Due strade per ottenere denti allineati
La malocclusione di Classe II è un problema occlusale frequente in cui i denti superiori sono troppo avanti rispetto a quelli inferiori. Negli adolescenti più grandi e nei giovani adulti, questo viene di solito corretto con apparecchi fissi piuttosto che con dispositivi per guidare la crescita o con la chirurgia maxillo-facciale. Una decisione importante è se rimuovere i premolari per creare spazio o mantenere tutti i denti e ricavare spazio espandendo e spostando gli archi. I sostenitori dell’estrazione ritengono che aiuti a gestire l’affollamento e la protrusione dei denti anteriori, mentre altri preferiscono ampliare e “sviluppare” gli archi dentali senza rimuovere elementi. Fino a poco tempo fa, la maggior parte delle ricerche considerava denti e ossa in due dimensioni, offrendo poco dettaglio su come queste strategie differenti rimodellino il palato in tre dimensioni.
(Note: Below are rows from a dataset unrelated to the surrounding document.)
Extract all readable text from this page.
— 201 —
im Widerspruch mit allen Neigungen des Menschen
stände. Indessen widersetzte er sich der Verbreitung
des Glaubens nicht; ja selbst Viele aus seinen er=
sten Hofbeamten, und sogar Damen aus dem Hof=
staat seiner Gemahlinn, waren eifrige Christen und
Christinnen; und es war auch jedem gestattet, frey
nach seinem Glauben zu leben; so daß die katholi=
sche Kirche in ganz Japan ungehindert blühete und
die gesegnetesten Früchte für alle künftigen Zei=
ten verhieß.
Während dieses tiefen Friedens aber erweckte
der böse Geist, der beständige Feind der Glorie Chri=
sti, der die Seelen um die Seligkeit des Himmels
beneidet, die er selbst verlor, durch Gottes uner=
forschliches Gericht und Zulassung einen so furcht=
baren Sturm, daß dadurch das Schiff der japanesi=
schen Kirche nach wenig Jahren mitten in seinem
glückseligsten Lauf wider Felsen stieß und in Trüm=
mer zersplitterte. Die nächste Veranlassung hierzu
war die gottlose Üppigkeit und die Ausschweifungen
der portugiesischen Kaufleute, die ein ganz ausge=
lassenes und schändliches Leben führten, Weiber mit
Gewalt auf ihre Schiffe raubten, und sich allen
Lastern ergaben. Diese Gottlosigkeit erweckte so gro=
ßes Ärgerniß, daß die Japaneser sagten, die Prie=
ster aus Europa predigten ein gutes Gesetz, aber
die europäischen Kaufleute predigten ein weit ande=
Scansionare il palato in 3D
I ricercatori hanno studiato 69 pazienti post-puberali: alcuni con malocclusione di Classe II (gruppo di trattamento principale) e altri con occlusione di Classe I (gruppo di controllo più regolare). Ogni gruppo è stato suddiviso in sottogruppi con estrazioni e senza estrazioni. Prima e dopo il trattamento il team ha scansionato modelli in gesso dell’arcata superiore e ha usato software specializzati per misurare il volume palatale (lo spazio disponibile) e l’area della superficie (quanto è estesa la superficie interna). Hanno diviso il palato in regioni anteriore, premolare e molare e le hanno combinate per ottenere volume totale e superficie totale. Contemporaneamente hanno analizzato radiografie cefalometriche per tracciare gli spostamenti dei denti anteriori e posteriori in diverse direzioni. Tutti i pazienti sono stati trattati con apparecchi fissi standard, senza dispositivi di ancoraggio speciali o espansori, in modo che le differenze riflettessero principalmente la scelta di estrarre o meno denti.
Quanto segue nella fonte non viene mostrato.